La familia drug sweep nets 30 arrests in North Texas
Friday, June 10th, 2011About 30 people in North Texas were arrested Tuesday on charges of trafficking methamphetamine and other drugs from Mexico as federal authorities unsealed indictments in a massive crackdown on the remnants of the La Familia drug cartel.
About 65 people are targeted by four indictments broadly outlining the investigation, which dates to 2009. It’s unclear what guns or drugs had been recovered Tuesday.
The Dallas office of the U.S. Drug Enforcement Administration offered no details on the raids. “We continue to pursue elements of several transnational drug trafficking organizations impacting the metroplex,” James Capra, DEA special agent in charge, said Tuesday.
A.U.S attorneys office spokeswoman would also not release details of the operation.
The La Familia cartel, based in Michoacan, Mexico, disbanded in January, a month after Mexican authorities killed its leader Nazario “The Craziest One” Moreno Gonzalez.
The cartel was already weakened by the 2009 arrest of more than 300 operatives in the U.S., including about 100 in the Dallas area, in a DEA crackdown known as project Coronado.
But La Familia’s supply lines evidently remained intact, and Tuesdays arrests are of people alleged to have formed new cells to continue smuggling mostly methamphetamine, but also cocaine, from Michoacan into the Dallas area, a key drug running hub for the U.S.
According to the indictments, the reconstituted smuggling effort employed the same tactics as most other operations: Drugs are smuggled across the Texas-Mexico border and hidden in stash houses guarded by lookouts throughout the region. Cash is then smuggled south of the border in hidden vehicle compartments.

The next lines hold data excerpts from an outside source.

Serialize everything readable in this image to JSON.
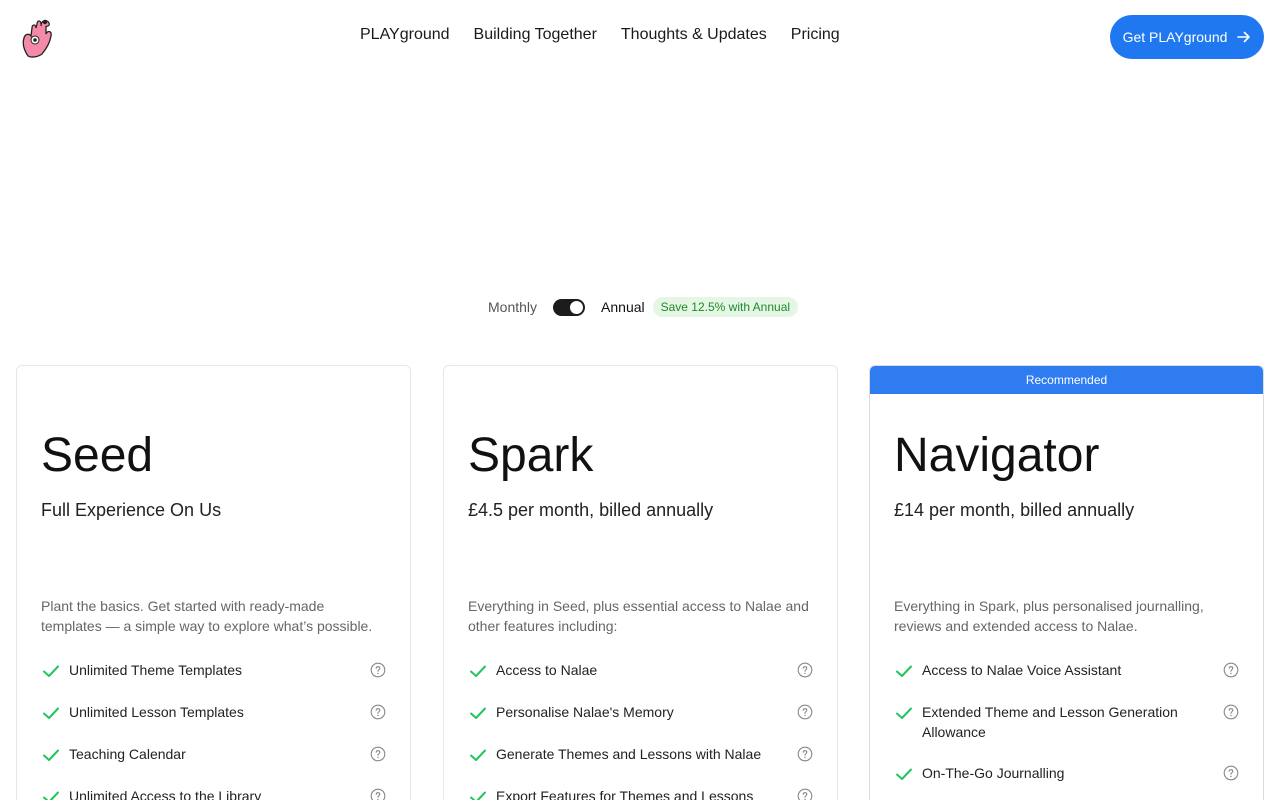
{
  "header": {
    "logo_icon": "hand-mascot-icon",
    "nav": [
      {
        "label": "PLAYground"
      },
      {
        "label": "Building Together"
      },
      {
        "label": "Thoughts & Updates"
      },
      {
        "label": "Pricing"
      }
    ],
    "cta_label": "Get PLAYground",
    "cta_icon": "arrow-right-icon"
  },
  "billing": {
    "monthly_label": "Monthly",
    "annual_label": "Annual",
    "selected": "Annual",
    "save_badge": "Save 12.5% with Annual"
  },
  "colors": {
    "accent": "#1f78f0",
    "check": "#22c55e",
    "badge_bg": "#e6f6e4",
    "badge_text": "#1d8a2e"
  },
  "plans": [
    {
      "name": "Seed",
      "price": "Full Experience On Us",
      "description": "Plant the basics. Get started with ready-made templates — a simple way to explore what’s possible.",
      "features": [
        "Unlimited Theme Templates",
        "Unlimited Lesson Templates",
        "Teaching Calendar",
        "Unlimited Access to the Library"
      ]
    },
    {
      "name": "Spark",
      "price": "£4.5 per month, billed annually",
      "description": "Everything in Seed, plus essential access to Nalae and other features including:",
      "features": [
        "Access to Nalae",
        "Personalise Nalae's Memory",
        "Generate Themes and Lessons with Nalae",
        "Export Features for Themes and Lessons"
      ]
    },
    {
      "badge": "Recommended",
      "name": "Navigator",
      "price": "£14 per month, billed annually",
      "description": "Everything in Spark, plus personalised journalling, reviews and extended access to Nalae.",
      "features": [
        "Access to Nalae Voice Assistant",
        "Extended Theme and Lesson Generation Allowance",
        "On-The-Go Journalling"
      ]
    }
  ]
}
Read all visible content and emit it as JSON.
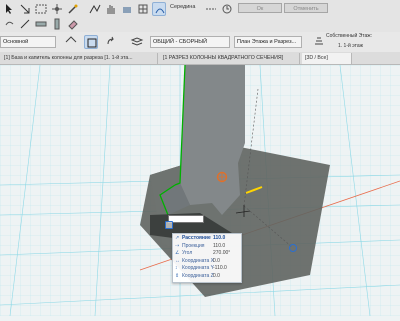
{
  "toolbar1": {
    "arc_label": "Середина",
    "ok_label": "Ок",
    "cancel_label": "Отменить"
  },
  "toolbar2": {
    "layer_combo": "Основной",
    "structure_combo": "ОБЩИЙ - СБОРНЫЙ",
    "view_combo": "План Этажа и Разрез...",
    "story_label": "Собственный Этаж:",
    "story_value": "1. 1-й этаж"
  },
  "tabs": [
    {
      "label": "[1] База и капитель колонны для разреза [1. 1-й эта..."
    },
    {
      "label": "[1 РАЗРЕЗ КОЛОННЫ КВАДРАТНОГО СЕЧЕНИЯ]"
    },
    {
      "label": "[3D / Все]"
    }
  ],
  "tracker": [
    {
      "icon": "↗",
      "label": "Расстояние",
      "value": "110.0",
      "bold": true
    },
    {
      "icon": "⇢",
      "label": "Проекция",
      "value": "110.0",
      "bold": false
    },
    {
      "icon": "∠",
      "label": "Угол",
      "value": "270.00°",
      "bold": false
    },
    {
      "icon": "↔",
      "label": "Координата X",
      "value": "0.0",
      "bold": false
    },
    {
      "icon": "↕",
      "label": "Координата Y",
      "value": "-110.0",
      "bold": false
    },
    {
      "icon": "⇕",
      "label": "Координата Z",
      "value": "0.0",
      "bold": false
    }
  ],
  "colors": {
    "grid": "#7fd8e6",
    "column": "#7f8480",
    "slab": "#5e625f",
    "accent": "#3a6fb5",
    "selection": "#ffd400"
  },
  "icons": [
    "pointer-icon",
    "arrow-icon",
    "marquee-icon",
    "wand-icon",
    "polyline-icon",
    "arc-icon",
    "rect-icon",
    "rotate-icon",
    "layers-icon",
    "view-icon"
  ]
}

Court documents show that wiretap requests in this latest investigation date to summer 2009. The indictments also list $78,000 in cash seized in Dallas, as well as two seizures in Hill County, one of $245,000 last summer and another of $240,000Â in November.
Arrests are expected to continue in the Dallas area, Oklahoma and other areas throughout the week, officials said. Defendants began making initial appearances before federal magistrates Tuesday afternoon.
No cell leaders were identified among those arrested.
Of the 100 North Texans caught in the 2009 crackdown, nearly three quarters have have either pleaded guilty or have otherwise been convicted, court records show.
At its height, La Familia was one of the largest suppliers of methamphetamines in the U.S., authorities have said. Until its decline, it rivaled the Zetas as one of the bloodiest drug cartels in Mexico. Both La Familia and the Zetas have a heavy presence in the Dallas area, authorities say.
La Familia broke off from the Gulf Cartel in 2006.
They organized their new organization by rolling severed heads into a disco in west central Mexico.
La Familia’s former leader, Moreno, carried a “bible” of his own sayings around with him. Under his leadership, the group purported to have a divine mission to protect Michoacan against other criminals, and forbade its members from using the drugs its peddled.